Dengan kapasitas mencapai 3.700 kubik per hari, fasilitas ini di harapkan mampu mengurangi beban sampah secara signifikan. Khususnya di wilayah dengan produksi sampah tinggi.
TPA Sarimukti menjadi salah satu lokasi yang di proyeksikan sebagai pusat pengolahan sampah berbasis energi. Selama ini kawasan tersebut memang menjadi titik utama penampungan sampah dari berbagai daerah di Bandung Raya.

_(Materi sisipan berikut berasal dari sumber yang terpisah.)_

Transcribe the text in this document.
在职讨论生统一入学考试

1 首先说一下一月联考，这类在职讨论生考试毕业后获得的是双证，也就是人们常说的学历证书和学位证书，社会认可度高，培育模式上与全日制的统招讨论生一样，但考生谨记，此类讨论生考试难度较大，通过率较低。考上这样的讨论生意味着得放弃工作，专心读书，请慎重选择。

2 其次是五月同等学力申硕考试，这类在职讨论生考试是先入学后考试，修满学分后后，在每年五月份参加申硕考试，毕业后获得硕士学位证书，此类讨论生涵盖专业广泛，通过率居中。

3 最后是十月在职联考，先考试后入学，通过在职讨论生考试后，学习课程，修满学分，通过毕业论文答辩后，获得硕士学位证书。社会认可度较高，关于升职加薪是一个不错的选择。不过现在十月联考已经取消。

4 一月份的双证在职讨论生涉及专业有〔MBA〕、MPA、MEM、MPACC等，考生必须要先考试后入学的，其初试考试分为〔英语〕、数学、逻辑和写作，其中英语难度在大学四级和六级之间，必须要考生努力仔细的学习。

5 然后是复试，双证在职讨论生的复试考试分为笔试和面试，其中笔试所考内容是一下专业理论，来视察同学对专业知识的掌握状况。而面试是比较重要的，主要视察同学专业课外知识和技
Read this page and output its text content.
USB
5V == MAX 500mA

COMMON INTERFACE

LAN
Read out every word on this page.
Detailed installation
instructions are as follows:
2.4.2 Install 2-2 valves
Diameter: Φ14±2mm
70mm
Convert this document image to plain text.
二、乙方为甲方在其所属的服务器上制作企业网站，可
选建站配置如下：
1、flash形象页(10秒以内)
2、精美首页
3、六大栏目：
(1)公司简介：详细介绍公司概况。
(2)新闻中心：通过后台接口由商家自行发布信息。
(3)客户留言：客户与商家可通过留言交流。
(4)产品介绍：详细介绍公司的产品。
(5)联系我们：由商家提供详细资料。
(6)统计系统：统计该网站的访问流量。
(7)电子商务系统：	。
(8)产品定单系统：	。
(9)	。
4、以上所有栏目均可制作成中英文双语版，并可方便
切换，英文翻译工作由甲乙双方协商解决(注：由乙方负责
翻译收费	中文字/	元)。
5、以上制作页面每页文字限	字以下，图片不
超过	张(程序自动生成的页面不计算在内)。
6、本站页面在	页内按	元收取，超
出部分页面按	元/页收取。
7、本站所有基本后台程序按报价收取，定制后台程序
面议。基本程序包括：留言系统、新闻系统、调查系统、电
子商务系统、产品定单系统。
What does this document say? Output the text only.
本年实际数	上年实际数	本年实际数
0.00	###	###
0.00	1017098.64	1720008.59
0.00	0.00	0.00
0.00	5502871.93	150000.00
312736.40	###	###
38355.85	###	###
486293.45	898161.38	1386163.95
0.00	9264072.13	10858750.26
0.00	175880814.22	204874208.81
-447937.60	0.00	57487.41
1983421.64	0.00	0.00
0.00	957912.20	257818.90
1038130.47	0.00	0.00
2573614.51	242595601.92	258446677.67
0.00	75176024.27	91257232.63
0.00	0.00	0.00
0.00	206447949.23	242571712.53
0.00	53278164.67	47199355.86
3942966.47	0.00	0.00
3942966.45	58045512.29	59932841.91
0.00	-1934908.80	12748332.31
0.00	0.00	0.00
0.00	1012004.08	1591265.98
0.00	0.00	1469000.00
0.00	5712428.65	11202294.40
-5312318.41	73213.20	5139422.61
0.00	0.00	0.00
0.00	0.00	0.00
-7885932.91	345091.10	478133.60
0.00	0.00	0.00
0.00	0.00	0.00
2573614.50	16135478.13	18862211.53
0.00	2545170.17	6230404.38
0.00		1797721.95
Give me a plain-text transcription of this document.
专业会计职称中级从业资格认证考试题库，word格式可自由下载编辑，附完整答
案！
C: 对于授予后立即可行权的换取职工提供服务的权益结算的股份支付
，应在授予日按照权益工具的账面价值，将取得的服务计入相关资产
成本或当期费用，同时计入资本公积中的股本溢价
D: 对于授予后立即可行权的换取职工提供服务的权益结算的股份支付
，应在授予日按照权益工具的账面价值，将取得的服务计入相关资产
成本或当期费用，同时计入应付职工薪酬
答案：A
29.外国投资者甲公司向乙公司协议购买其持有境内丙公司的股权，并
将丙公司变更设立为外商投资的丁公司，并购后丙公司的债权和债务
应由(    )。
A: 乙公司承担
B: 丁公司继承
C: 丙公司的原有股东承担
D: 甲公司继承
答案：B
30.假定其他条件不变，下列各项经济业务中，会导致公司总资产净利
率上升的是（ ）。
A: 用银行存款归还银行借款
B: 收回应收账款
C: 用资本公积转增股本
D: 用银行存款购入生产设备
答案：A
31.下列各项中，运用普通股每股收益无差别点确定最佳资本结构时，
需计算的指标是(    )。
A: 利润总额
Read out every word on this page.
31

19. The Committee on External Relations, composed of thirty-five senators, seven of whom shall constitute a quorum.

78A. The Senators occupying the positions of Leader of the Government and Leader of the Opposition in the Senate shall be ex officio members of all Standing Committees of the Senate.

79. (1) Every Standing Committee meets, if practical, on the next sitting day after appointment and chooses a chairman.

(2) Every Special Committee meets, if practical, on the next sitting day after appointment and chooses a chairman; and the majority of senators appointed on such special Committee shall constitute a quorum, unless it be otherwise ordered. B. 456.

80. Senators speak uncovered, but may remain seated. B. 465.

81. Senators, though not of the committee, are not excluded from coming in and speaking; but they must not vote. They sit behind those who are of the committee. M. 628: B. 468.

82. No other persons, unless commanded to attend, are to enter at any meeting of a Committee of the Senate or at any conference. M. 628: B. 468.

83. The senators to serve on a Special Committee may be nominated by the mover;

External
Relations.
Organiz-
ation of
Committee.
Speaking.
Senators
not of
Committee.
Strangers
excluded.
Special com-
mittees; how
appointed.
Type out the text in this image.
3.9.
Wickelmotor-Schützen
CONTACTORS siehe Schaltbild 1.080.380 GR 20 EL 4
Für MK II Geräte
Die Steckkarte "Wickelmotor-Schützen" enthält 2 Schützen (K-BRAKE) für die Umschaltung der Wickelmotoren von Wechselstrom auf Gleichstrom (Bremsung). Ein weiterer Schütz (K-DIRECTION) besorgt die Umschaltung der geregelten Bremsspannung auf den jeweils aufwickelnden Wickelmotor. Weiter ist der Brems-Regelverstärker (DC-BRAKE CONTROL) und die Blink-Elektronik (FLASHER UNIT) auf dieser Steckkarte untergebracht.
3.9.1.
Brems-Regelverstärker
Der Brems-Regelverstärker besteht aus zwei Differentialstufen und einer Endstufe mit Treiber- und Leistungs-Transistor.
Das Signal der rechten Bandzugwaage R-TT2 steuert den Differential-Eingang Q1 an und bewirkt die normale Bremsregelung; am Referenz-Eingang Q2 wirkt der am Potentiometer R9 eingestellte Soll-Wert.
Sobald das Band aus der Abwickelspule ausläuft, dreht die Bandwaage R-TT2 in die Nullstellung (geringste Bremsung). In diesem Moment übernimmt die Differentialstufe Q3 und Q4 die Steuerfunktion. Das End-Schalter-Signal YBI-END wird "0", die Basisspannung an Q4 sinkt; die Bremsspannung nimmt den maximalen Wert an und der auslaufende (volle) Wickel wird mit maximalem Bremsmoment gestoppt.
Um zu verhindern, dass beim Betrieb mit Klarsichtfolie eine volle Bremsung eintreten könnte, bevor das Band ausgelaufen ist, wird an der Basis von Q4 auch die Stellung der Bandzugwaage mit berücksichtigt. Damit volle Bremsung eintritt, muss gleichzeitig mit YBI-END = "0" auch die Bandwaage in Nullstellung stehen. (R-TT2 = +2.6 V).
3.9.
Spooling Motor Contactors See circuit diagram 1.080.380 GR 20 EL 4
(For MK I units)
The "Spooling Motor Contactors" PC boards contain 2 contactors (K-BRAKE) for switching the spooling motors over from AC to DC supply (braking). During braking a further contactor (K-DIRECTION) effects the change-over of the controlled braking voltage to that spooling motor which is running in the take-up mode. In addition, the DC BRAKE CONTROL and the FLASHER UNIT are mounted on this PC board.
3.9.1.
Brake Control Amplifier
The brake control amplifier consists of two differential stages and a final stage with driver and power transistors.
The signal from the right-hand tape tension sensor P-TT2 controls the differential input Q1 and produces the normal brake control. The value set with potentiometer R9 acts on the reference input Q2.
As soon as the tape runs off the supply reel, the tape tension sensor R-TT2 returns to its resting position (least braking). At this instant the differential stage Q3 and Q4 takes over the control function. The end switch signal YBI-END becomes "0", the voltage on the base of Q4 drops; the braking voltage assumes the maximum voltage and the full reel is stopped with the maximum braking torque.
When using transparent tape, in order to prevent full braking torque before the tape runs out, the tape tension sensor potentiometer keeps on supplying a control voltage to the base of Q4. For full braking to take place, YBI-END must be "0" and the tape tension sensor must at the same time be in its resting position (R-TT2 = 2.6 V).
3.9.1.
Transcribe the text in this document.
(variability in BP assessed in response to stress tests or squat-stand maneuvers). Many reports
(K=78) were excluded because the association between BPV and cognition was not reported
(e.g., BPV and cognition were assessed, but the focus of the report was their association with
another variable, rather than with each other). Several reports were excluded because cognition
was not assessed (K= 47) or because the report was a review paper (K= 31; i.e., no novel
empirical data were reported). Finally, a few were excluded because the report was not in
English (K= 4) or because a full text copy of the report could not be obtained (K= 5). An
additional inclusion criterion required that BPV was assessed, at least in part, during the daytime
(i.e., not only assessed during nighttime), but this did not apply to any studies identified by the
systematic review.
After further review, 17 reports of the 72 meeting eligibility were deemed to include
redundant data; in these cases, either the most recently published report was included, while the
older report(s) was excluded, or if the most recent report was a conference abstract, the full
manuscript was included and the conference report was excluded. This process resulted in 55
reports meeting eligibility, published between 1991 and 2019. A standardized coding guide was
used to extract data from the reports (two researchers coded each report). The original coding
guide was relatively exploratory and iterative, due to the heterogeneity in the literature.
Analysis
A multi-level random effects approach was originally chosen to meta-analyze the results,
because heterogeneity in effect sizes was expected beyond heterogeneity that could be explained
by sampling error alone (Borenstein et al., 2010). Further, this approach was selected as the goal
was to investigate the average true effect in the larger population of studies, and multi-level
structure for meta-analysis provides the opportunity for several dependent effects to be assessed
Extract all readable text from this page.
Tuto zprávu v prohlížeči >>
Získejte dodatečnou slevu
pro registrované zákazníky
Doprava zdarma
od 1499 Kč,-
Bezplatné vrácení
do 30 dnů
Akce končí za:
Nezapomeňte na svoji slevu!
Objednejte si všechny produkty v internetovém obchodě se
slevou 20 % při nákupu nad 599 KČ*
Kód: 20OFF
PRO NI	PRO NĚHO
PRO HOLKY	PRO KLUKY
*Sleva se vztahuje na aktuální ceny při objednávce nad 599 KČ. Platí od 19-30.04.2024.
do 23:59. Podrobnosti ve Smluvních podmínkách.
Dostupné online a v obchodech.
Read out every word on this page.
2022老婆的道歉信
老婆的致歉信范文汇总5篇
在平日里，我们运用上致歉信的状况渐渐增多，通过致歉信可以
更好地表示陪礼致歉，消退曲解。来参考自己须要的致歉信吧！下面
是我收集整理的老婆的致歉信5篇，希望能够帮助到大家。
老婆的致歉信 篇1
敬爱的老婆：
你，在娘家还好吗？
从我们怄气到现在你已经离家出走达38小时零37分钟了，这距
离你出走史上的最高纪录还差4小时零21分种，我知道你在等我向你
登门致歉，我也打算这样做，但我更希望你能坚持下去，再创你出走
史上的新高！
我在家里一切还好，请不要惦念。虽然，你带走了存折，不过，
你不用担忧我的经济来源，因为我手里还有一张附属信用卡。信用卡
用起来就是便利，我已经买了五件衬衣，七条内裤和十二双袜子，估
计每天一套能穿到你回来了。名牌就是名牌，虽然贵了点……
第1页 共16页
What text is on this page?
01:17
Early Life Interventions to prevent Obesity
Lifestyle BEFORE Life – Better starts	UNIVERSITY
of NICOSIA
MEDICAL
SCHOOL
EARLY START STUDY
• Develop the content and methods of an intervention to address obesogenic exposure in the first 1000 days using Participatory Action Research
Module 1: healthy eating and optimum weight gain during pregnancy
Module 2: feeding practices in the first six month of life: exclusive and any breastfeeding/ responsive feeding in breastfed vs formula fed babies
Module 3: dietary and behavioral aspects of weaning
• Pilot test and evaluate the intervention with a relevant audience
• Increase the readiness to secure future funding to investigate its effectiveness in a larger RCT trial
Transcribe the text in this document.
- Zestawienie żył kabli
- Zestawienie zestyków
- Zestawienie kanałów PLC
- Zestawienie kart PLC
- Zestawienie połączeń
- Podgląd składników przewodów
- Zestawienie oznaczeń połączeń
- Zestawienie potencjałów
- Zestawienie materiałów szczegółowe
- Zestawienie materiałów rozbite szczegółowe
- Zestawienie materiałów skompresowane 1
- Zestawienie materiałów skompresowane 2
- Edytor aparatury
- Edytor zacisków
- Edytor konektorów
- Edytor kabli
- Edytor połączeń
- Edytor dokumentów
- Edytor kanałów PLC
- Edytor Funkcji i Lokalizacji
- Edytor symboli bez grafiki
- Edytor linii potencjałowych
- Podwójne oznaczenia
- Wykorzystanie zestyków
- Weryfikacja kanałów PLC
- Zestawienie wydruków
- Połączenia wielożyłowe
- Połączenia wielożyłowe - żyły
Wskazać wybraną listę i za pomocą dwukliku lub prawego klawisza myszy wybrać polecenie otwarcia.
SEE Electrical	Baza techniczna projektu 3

Program ini juga menjadi bagian dari kebijakan nasional dalam mendorong pengelolaan sampah yang lebih modern dan ramah lingkungan. Dukungan dari pemerintah pusat di harapkan mampu mempercepat realisasi program tersebut.
Dedi Mulyadi menegaskan, langkah ini merupakan bagian dari tanggung jawab pemerintah dalam menjawab kebutuhan masyarakat sekaligus menjalankan arah kebijakan nasional.
Target penyelesaian dalam kurun waktu tiga tahun menjadi gambaran optimisme pemerintah terhadap keberhasilan program ini. Meski demikian, implementasi di lapangan tetap membutuhkan komitmen kuat dari seluruh pihak yang terlibat.